D. Profiling Workflow

  1. PyTorch Profiler / Nsight Systems: see what fraction of step time is comm vs compute vs data load.
  2. Idle bubble check: GPU util dipping between steps = data loader is too slow. Increase workers, prefetch, pin memory.
  3. NCCL tracing: bad allreduce → check ring vs tree topology, MTU, GPUDirect RDMA.
  4. Memory profiling: torch.cuda.memory_summary() between steps; look for fragmentation, leaks (often from caching one-off tensors in eval).
  5. Per-op timing: identify the top 3 ops by time; optimize or fuse.

E. Common Bugs

  • NaN losses early in training: usually grad explosion in attention (no QK norm) or bad init. Add grad clipping, lower LR, check for fp16 overflow.
  • Loss spikes during stable training: data shard with garbage; NaN in a single example; outlier batch with very long sequences.
  • OOM only sometimes: variable sequence length pushing peak; bucket by length or set max_seq_len.
  • Slow first iteration: kernel autotune (cudnn benchmark mode); compile cache cold. Warm up.
  • Throughput dropping over time: memory fragmentation; defrag via torch.cuda.empty_cache() (but not as a routine).

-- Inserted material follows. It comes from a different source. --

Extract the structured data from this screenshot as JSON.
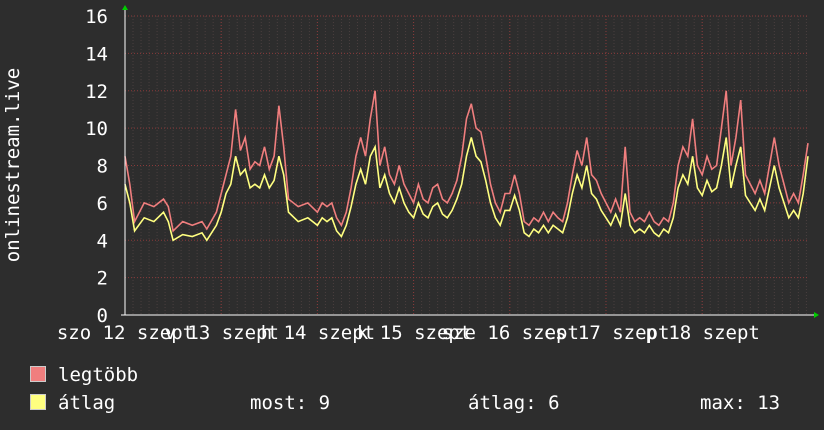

F. Performance Wins to Reach For

  1. Use torch.compile (PyTorch 2.x) — often 1.3-2× free.
  2. FlashAttention-2/3 if available.
  3. Fused optim (torch.optim.AdamW(fused=True)).
  4. bf16 instead of fp32.
  5. Gradient checkpointing only when memory-constrained (it costs ~30% throughput).
  6. Larger batch → grad accum tradeoff: bigger batch is faster only if it fits.
  7. Avoid host↔device sync points (.item(), .cpu(), prints) inside hot loop.